A conjuntura social não é boa para futuros professores de música. As bandas
filarmónicas permitem ao músico colocar em prática o que assimilou ao longo dos
anos de formação.
Em suma, a
música tornou-se uma opção na carreira profissional. São muitas as bandas que
fornecem os conservatórios e institutos superiores de música, nas várias
componentes sobretudo na instrumental. As bandas, por sua vez, ganharam
qualidade com a formação superior dos seus executantes eliminando-se assim o
fosso que existia entre as filarmónicas. A qualidade das bandas tem vindo a
aumentar graças à formação dos seus componentes.
Uma banda é
composta por músicos. Daí, a oportunidade do tema desta pequena comunicação:
“Músico filarmónico”. Foi ele que deu vida à Banda de Música de Ponte de Lima durante
223 anos.
Vivam os
músicos da Banda de Música de Ponte de Lima!
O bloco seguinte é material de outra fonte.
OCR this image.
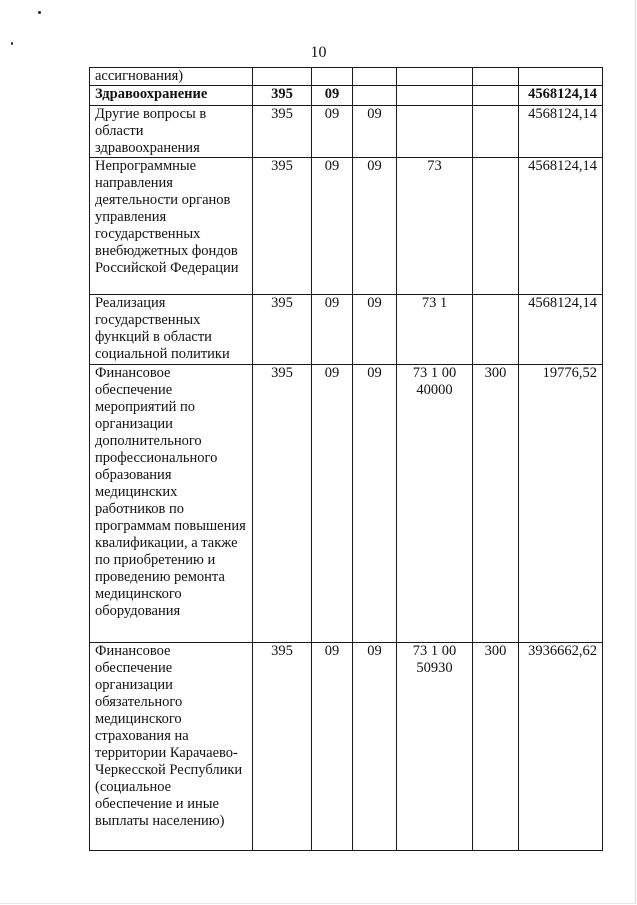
10
ассигнования)						
Здравоохранение	395	09				4568124,14
Другие вопросы в области здравоохранения	395	09	09			4568124,14
Непрограммные направления деятельности органов управления государственных внебюджетных фондов Российской Федерации	395	09	09	73		4568124,14
Реализация государственных функций в области социальной политики	395	09	09	73 1		4568124,14
Финансовое обеспечение мероприятий по организации дополнительного профессионального образования медицинских работников по программам повышения квалификации, а также по приобретению и проведению ремонта медицинского оборудования	395	09	09	73 1 00 40000	300	19776,52
Финансовое обеспечение организации обязательного медицинского страхования на территории Карачаево-Черкесской Республики (социальное обеспечение и иные выплаты населению)	395	09	09	73 1 00 50930	300	3936662,62
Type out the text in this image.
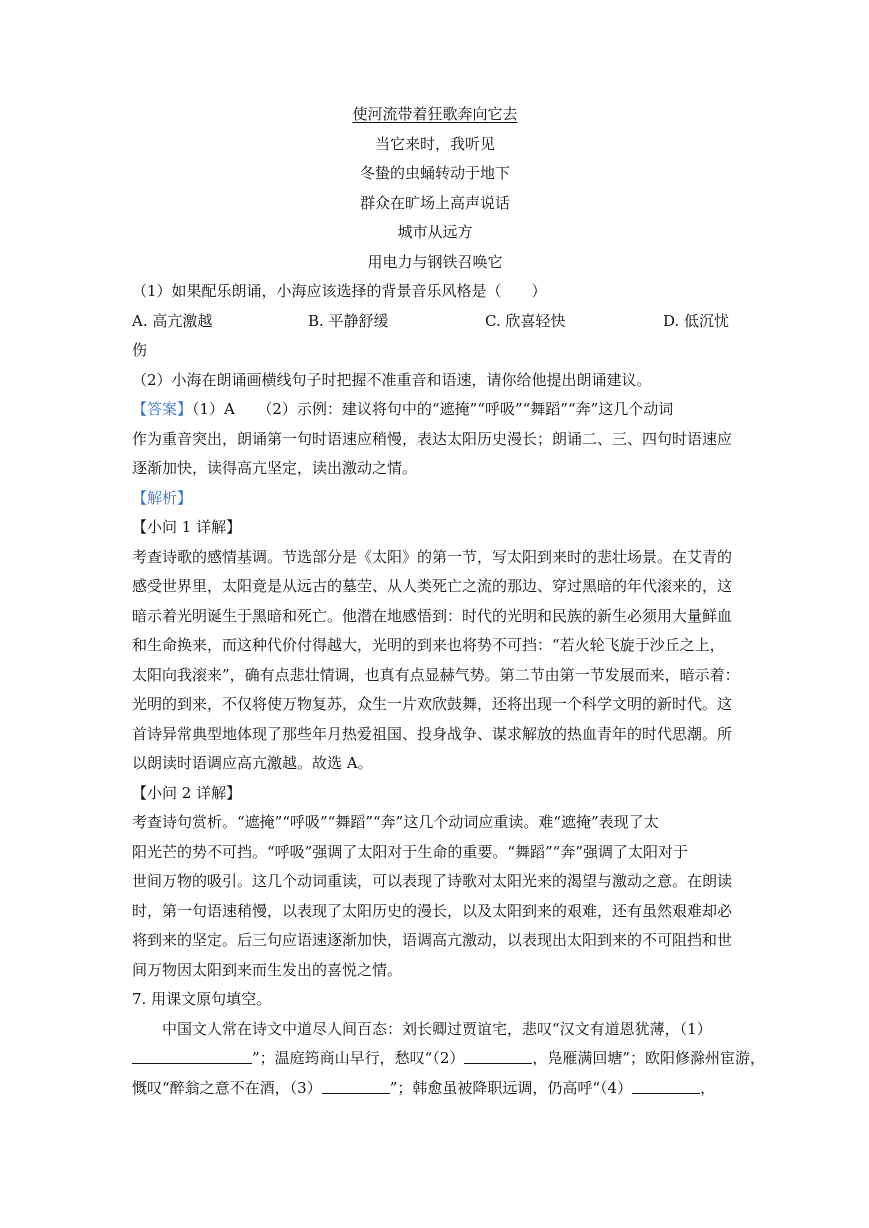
使河流带着狂歌奔向它去
当它来时，我听见
冬蛰的虫蛹转动于地下
群众在旷场上高声说话
城市从远方
用电力与钢铁召唤它
（1）如果配乐朗诵，小海应该选择的背景音乐风格是（　　）
A. 高亢激越	B. 平静舒缓	C. 欣喜轻快	D. 低沉忧
伤
（2）小海在朗诵画横线句子时把握不准重音和语速，请你给他提出朗诵建议。
【答案】（1）A　　（2）示例：建议将句中的“遮掩”“呼吸”“舞蹈”“奔”这几个动词
作为重音突出，朗诵第一句时语速应稍慢，表达太阳历史漫长；朗诵二、三、四句时语速应
逐渐加快，读得高亢坚定，读出激动之情。
【解析】
【小问 1 详解】
考查诗歌的感情基调。节选部分是《太阳》的第一节，写太阳到来时的悲壮场景。在艾青的
感受世界里，太阳竟是从远古的墓茔、从人类死亡之流的那边、穿过黑暗的年代滚来的，这
暗示着光明诞生于黑暗和死亡。他潜在地感悟到：时代的光明和民族的新生必须用大量鲜血
和生命换来，而这种代价付得越大，光明的到来也将势不可挡：“若火轮飞旋于沙丘之上，
太阳向我滚来”，确有点悲壮情调，也真有点显赫气势。第二节由第一节发展而来，暗示着：
光明的到来，不仅将使万物复苏，众生一片欢欣鼓舞，还将出现一个科学文明的新时代。这
首诗异常典型地体现了那些年月热爱祖国、投身战争、谋求解放的热血青年的时代思潮。所
以朗读时语调应高亢激越。故选 A。
【小问 2 详解】
考查诗句赏析。“遮掩”“呼吸”“舞蹈”“奔”这几个动词应重读。难“遮掩”表现了太
阳光芒的势不可挡。“呼吸”强调了太阳对于生命的重要。“舞蹈”“奔”强调了太阳对于
世间万物的吸引。这几个动词重读，可以表现了诗歌对太阳光来的渴望与激动之意。在朗读
时，第一句语速稍慢，以表现了太阳历史的漫长，以及太阳到来的艰难，还有虽然艰难却必
将到来的坚定。后三句应语速逐渐加快，语调高亢激动，以表现出太阳到来的不可阻挡和世
间万物因太阳到来而生发出的喜悦之情。
7. 用课文原句填空。
中国文人常在诗文中道尽人间百态：刘长卿过贾谊宅，悲叹“汉文有道恩犹薄，（1）
”；温庭筠商山早行，愁叹“（2）	，凫雁满回塘”；欧阳修滁州宦游，
慨叹“醉翁之意不在酒，（3）	”；韩愈虽被降职远调，仍高呼“（4）	，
O Músico filarmónico gasta muitas horas nos
ensaios para depois tocar num concerto, num arruado, numa procissão.
Vivam os
músicos filarmónicos!
Neste tempo de
crise, é bom lembrar às comissões de festas, por exemplo, que procissão solene
tem de ter banda de música. Procissão sem banda ou bandas de música não é majestosa,
não é solene.
Vivam
os Músicos, maestros e dirigentes das bandas filarmónicas!